Die Umsetzung wurde zugesichert, aber es fehlt bei der einen oder anderen Geschichte auch an der Rechtsgrundlage; das wurde auch schon ausgeführt.
Es gibt eine Diskussion über die Änderung des Allgemeinen Eisenbahngesetzes; ich will Sie hier nicht mit Paragrafen langweilen. Aber die Bahn hat eben nicht das gleiche Recht, Kollege Klocke, wie es die Straßenbauverwaltungen haben, nämlich andere Grundstücke zu betreten und bei Gefahr im Verzug auch Rückschnitte oder Baumfällungen als Ultima Ratio vorzunehmen.
Die Landesstraßenbauverwaltungen dürfen das. Die Rechtsgrundlagen sind eben von Herrn Vogel genannt worden. Die Bahn darf das nicht. Diese Debatte gab es auch in der Verkehrsministerkonferenz.

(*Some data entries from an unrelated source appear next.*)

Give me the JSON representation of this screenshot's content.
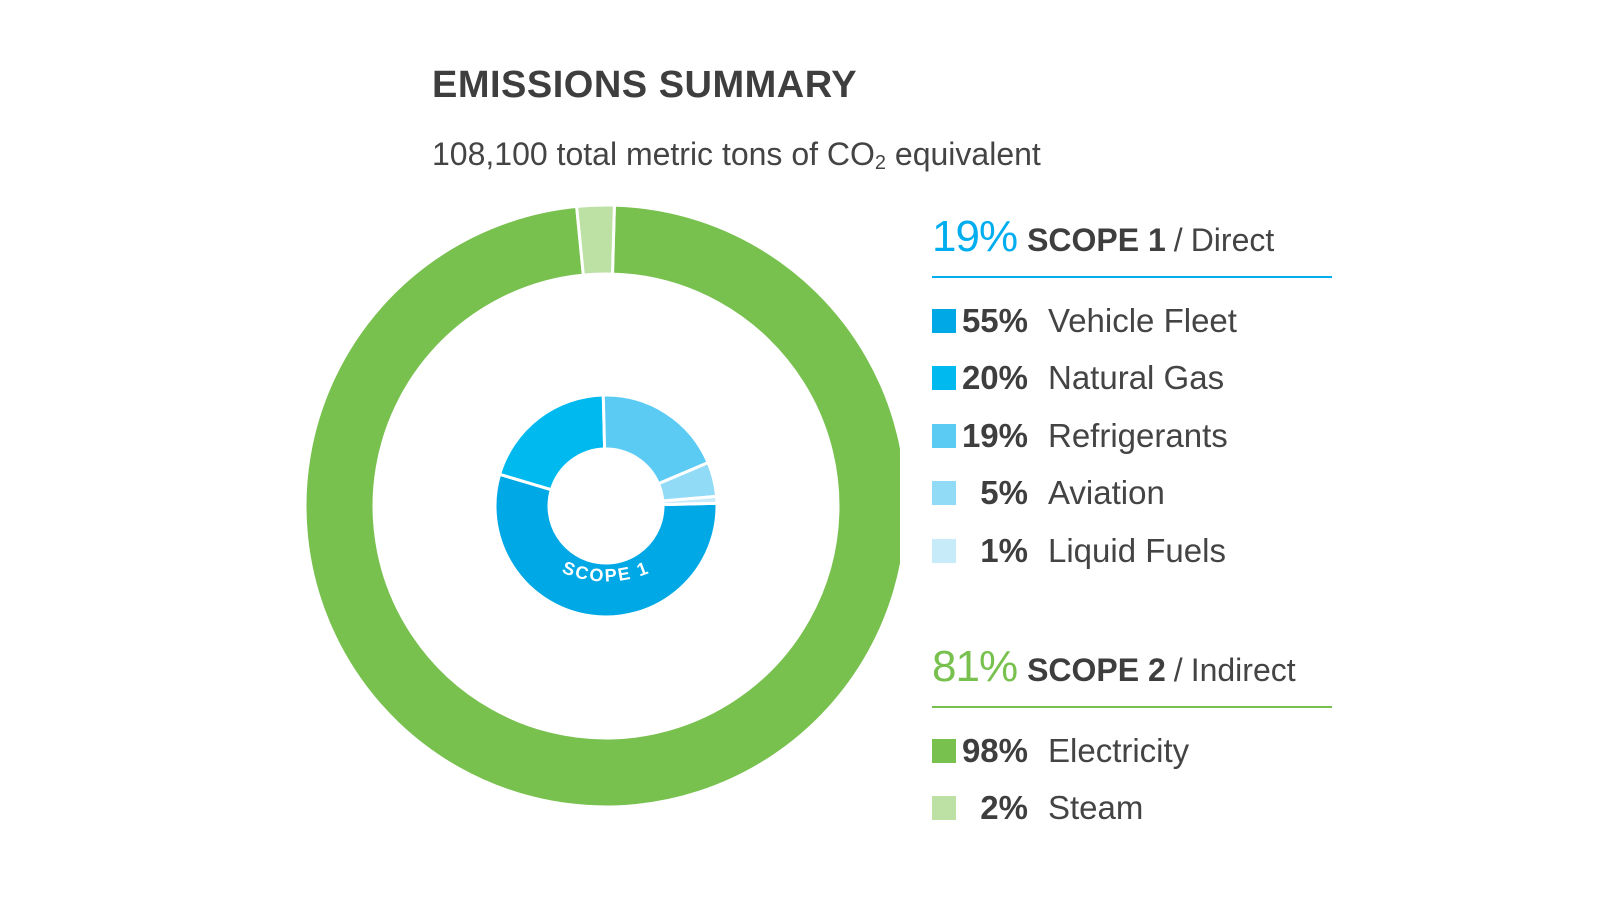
{
  "header": {
    "title": "EMISSIONS SUMMARY",
    "subtitle_main": "108,100 total metric tons of CO",
    "subtitle_sub": "2",
    "subtitle_end": " equivalent"
  },
  "chart_data": {
    "type": "pie",
    "title": "EMISSIONS SUMMARY",
    "subtitle": "108,100 total metric tons of CO2 equivalent",
    "rings": [
      {
        "label": "SCOPE 2",
        "share": "81%",
        "type": "Indirect",
        "slices": [
          {
            "label": "Electricity",
            "value": 98,
            "color": "#78c14f"
          },
          {
            "label": "Steam",
            "value": 2,
            "color": "#bde0a5"
          }
        ]
      },
      {
        "label": "SCOPE 1",
        "share": "19%",
        "type": "Direct",
        "slices": [
          {
            "label": "Vehicle Fleet",
            "value": 55,
            "color": "#00a9e6"
          },
          {
            "label": "Natural Gas",
            "value": 20,
            "color": "#00baef"
          },
          {
            "label": "Refrigerants",
            "value": 19,
            "color": "#5ccbf4"
          },
          {
            "label": "Aviation",
            "value": 5,
            "color": "#92dbf7"
          },
          {
            "label": "Liquid Fuels",
            "value": 1,
            "color": "#c8ebfa"
          }
        ]
      }
    ]
  },
  "legend": {
    "scope1": {
      "pct": "19%",
      "name": "SCOPE 1",
      "sep": "/",
      "type": "Direct",
      "color": "#00aeef",
      "items": [
        {
          "pct": "55%",
          "label": "Vehicle Fleet",
          "color": "#00a9e6"
        },
        {
          "pct": "20%",
          "label": "Natural Gas",
          "color": "#00baef"
        },
        {
          "pct": "19%",
          "label": "Refrigerants",
          "color": "#5ccbf4"
        },
        {
          "pct": "5%",
          "label": "Aviation",
          "color": "#92dbf7"
        },
        {
          "pct": "1%",
          "label": "Liquid Fuels",
          "color": "#c8ebfa"
        }
      ]
    },
    "scope2": {
      "pct": "81%",
      "name": "SCOPE 2",
      "sep": "/",
      "type": "Indirect",
      "color": "#78c14f",
      "items": [
        {
          "pct": "98%",
          "label": "Electricity",
          "color": "#78c14f"
        },
        {
          "pct": "2%",
          "label": "Steam",
          "color": "#bde0a5"
        }
      ]
    }
  }
}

Sozialdemokratische und grüne Verkehrsminister waren mit uns einer Meinung, dass man das gleiche Recht, was für die Straße gilt, auch für die Schiene schaffen muss.
Die Bundesregierung hat – das zuständige Ressort, will ich einschränkend sagen – zügig gehandelt. Andi Scheuer hat einen solchen Referentenentwurf auf den Weg gebracht. Der liegt seit geraumer Zeit allerdings in einem anderen Ressort der Bundesregierung, nämlich im Umweltministerium.
Da denkt man offensichtlich auch, Herr Löcker, das eine ginge ohne das andere. Wir müssen schon dafür sorgen, dass Grünschnitt gemacht werden kann, auch mit einem stärkeren Recht für die Bahn und ihre Mitarbeiter, genauso stark jedenfalls wie bei der Straße.
Deswegen wäre es am Ende dieser Debatte vielleicht ein versöhnliches Zeichen, wenn wir – ob Sie zustimmen oder nicht – uns alle einig sind: Gleiches Recht für Schiene wie für Straße.
Sie haben wahrscheinlich den kürzeren Draht zu Frau Schulze: Vielleicht können Sie da gelegentlich einmal für eine Höherpriorisierung des Themas sorgen; da liegt es nämlich gerade.